EU‑facing FX/CFD Brokers Quietly Building “European Champions”

Additionally, Interactive Brokers quietly migrated its EU and Central/Eastern European clients into its Irish entity, turning Ireland into the single booking centre for its FX/CFD and wider multi‑asset offering in the EU.

The groundwork for that consolidation was laid in late 2023, when Interactive Brokers announced it would merge its Hungarian firm IBCE into its Irish unit IBIE and centralize EU operations there. The legal merger, completed in 2024, brought equities, options, futures, bonds, FX and CFDs for EU clients under a single Irish‑licensed broker, simplifying the group’s structure while preserving its broad multi‑asset scope.

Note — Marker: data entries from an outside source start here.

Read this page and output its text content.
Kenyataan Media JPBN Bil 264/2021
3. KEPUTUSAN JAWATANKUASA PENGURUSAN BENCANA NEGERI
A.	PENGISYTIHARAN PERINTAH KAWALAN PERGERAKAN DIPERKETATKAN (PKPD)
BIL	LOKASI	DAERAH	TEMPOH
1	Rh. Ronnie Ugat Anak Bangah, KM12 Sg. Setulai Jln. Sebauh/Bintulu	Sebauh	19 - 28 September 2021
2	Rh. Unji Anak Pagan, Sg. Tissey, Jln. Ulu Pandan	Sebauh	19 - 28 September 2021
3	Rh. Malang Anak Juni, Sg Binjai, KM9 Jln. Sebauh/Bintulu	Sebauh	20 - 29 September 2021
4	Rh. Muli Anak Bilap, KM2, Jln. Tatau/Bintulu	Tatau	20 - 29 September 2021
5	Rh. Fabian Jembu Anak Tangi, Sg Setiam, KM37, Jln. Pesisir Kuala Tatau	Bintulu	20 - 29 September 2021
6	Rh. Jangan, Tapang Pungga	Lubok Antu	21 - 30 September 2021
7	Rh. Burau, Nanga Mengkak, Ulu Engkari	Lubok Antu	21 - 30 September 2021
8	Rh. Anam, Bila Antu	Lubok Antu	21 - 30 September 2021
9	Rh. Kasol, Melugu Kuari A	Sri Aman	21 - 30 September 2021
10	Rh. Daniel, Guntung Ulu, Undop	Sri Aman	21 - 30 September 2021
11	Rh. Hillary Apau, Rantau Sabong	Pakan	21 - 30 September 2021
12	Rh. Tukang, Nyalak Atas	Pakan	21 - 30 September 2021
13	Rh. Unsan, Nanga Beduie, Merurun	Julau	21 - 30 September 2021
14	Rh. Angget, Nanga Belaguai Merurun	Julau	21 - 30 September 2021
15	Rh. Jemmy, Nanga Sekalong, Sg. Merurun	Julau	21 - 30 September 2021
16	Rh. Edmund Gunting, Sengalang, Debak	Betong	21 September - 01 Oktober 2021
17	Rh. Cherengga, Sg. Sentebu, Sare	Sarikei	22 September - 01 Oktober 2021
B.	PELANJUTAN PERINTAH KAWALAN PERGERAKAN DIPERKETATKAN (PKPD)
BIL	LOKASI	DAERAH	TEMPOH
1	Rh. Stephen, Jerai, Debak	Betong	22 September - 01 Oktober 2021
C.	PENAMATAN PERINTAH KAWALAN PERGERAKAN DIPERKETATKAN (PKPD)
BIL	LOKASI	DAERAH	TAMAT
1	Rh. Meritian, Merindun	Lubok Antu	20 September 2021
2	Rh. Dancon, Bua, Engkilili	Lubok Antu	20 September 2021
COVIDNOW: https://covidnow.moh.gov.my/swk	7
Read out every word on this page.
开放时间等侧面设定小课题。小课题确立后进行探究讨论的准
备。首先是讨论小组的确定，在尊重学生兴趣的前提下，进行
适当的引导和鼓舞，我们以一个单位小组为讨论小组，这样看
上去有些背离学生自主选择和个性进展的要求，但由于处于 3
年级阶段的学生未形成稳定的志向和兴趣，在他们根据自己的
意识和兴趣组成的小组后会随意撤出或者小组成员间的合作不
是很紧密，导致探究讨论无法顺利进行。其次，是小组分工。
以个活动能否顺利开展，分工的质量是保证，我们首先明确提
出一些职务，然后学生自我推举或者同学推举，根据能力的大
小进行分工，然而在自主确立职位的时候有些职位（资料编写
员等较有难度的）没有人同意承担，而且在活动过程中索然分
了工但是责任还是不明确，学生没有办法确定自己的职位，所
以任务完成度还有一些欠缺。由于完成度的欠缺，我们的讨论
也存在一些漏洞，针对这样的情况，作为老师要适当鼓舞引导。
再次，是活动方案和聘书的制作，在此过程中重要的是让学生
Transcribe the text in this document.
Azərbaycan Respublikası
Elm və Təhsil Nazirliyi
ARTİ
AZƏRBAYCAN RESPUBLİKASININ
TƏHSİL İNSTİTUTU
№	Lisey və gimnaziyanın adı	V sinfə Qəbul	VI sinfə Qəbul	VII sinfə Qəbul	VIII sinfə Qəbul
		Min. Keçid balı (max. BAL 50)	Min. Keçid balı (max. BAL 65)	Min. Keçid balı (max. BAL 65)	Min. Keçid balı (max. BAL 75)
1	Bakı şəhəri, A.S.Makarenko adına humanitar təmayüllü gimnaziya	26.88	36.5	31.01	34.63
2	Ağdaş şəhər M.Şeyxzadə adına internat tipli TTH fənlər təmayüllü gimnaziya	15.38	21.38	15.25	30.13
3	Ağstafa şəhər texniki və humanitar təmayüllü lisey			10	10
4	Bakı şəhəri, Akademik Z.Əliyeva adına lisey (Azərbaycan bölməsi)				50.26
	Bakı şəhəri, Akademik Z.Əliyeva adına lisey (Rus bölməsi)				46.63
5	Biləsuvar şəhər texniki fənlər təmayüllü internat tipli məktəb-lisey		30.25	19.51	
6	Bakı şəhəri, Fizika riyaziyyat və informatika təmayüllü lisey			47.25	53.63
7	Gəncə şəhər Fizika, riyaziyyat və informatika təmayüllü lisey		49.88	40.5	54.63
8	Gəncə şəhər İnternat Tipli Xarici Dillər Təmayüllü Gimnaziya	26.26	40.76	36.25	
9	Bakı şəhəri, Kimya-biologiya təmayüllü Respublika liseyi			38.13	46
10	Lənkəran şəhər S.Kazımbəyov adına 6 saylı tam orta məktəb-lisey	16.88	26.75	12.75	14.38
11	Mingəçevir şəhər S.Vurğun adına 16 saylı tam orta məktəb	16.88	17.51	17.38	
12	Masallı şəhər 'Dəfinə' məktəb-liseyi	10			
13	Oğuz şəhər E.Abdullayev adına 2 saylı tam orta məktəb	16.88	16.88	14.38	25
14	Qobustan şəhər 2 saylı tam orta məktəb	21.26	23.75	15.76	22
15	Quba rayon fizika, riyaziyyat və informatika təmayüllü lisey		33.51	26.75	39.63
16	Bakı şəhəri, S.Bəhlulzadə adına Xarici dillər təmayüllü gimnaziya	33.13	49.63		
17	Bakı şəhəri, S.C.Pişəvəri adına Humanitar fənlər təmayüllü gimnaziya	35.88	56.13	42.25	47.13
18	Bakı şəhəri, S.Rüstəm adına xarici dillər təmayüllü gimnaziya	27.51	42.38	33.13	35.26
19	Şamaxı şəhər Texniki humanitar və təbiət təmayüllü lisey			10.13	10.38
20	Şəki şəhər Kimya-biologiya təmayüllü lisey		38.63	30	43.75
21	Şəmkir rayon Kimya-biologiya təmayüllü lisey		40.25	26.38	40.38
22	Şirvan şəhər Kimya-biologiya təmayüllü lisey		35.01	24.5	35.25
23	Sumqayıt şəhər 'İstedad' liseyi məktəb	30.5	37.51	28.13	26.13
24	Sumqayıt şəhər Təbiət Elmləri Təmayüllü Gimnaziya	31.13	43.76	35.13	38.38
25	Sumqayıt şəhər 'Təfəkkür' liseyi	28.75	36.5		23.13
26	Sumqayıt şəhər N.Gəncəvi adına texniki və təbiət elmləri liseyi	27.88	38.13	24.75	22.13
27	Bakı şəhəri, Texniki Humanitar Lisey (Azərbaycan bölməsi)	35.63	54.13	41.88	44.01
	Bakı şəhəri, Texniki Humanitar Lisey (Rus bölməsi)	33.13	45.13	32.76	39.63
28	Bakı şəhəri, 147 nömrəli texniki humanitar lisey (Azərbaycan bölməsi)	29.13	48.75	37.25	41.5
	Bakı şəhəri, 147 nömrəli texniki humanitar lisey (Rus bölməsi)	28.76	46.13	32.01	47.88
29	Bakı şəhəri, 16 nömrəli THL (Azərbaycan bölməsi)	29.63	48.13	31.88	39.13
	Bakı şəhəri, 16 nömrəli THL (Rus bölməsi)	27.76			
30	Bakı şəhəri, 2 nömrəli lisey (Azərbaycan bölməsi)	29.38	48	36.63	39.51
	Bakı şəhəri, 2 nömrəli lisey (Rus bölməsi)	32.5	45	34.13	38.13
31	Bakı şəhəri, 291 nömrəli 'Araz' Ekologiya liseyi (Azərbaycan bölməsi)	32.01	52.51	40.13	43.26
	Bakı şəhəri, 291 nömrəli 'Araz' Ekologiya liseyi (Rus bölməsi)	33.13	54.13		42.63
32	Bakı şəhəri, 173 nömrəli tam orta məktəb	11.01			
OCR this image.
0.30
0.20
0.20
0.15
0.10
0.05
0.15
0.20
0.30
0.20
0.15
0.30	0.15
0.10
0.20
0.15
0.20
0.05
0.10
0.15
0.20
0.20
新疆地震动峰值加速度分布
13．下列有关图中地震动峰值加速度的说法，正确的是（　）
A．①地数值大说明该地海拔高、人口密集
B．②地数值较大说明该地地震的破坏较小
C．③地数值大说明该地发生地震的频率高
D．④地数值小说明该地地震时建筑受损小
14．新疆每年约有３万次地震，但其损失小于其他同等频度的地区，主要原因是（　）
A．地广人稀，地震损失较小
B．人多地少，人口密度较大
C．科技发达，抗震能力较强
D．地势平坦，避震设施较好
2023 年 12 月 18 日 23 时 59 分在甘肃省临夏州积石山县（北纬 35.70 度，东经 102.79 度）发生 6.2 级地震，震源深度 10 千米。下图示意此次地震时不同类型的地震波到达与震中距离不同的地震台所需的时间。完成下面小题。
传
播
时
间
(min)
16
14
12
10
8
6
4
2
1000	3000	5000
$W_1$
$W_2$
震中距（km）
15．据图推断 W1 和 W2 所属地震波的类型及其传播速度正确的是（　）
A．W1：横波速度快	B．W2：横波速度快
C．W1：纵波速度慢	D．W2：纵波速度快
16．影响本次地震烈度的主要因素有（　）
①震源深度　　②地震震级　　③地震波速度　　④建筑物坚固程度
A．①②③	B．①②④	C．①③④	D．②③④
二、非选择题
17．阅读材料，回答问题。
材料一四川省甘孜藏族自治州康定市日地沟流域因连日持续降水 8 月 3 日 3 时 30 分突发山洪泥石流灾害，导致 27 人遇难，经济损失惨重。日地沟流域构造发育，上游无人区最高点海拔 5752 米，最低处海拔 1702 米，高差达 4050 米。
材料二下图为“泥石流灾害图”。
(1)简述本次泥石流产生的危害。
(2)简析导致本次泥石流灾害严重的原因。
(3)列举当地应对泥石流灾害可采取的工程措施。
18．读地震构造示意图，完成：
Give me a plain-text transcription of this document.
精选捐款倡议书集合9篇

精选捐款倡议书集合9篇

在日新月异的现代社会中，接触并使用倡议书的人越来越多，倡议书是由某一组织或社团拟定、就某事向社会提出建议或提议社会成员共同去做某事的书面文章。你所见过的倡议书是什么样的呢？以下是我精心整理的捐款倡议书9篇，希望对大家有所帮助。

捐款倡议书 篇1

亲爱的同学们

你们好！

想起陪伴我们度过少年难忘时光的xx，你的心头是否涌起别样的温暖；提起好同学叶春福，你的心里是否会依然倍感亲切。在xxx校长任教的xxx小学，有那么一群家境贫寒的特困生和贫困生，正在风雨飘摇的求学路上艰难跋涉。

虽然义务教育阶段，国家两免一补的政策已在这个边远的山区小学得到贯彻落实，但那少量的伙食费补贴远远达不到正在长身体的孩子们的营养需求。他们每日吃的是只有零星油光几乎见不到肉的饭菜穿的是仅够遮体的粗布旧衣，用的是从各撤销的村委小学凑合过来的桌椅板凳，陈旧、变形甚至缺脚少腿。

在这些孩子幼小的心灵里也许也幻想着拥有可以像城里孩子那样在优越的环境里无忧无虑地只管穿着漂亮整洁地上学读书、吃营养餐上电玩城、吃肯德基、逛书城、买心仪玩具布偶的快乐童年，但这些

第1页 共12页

Read more: Interactive Brokers Centralizes European Operations in Ireland amid Expansion

An EU official said the new rules represent “an ambitious approach that reflects the realities of increasingly challenging global competition.” The guidelines reflect the priorities of the current Commission mandate—more scale and ambition in building globally competitive firms.

Balancing Competitiveness and Consumer Interests

Commission President Ursula von der Leyen has urged regulators to support companies that are trying to expand internationally. The draft notes that the “growth and scaling-up of firms” can be pro-competitive, suggesting that consolidation may strengthen supply chains and secure critical inputs for production.

Even with those concerns, the guidelines maintain that protecting effective competition remains the primary objective. The reforms call for a broader understanding of what makes markets competitive, especially in sectors where both innovation and scale are vital to success.

The draft text has yet to be finalized, and further debate is expected before formal adoption. If approved, the changes would signal a major policy shift in how Brussels views corporate consolidation within Europe.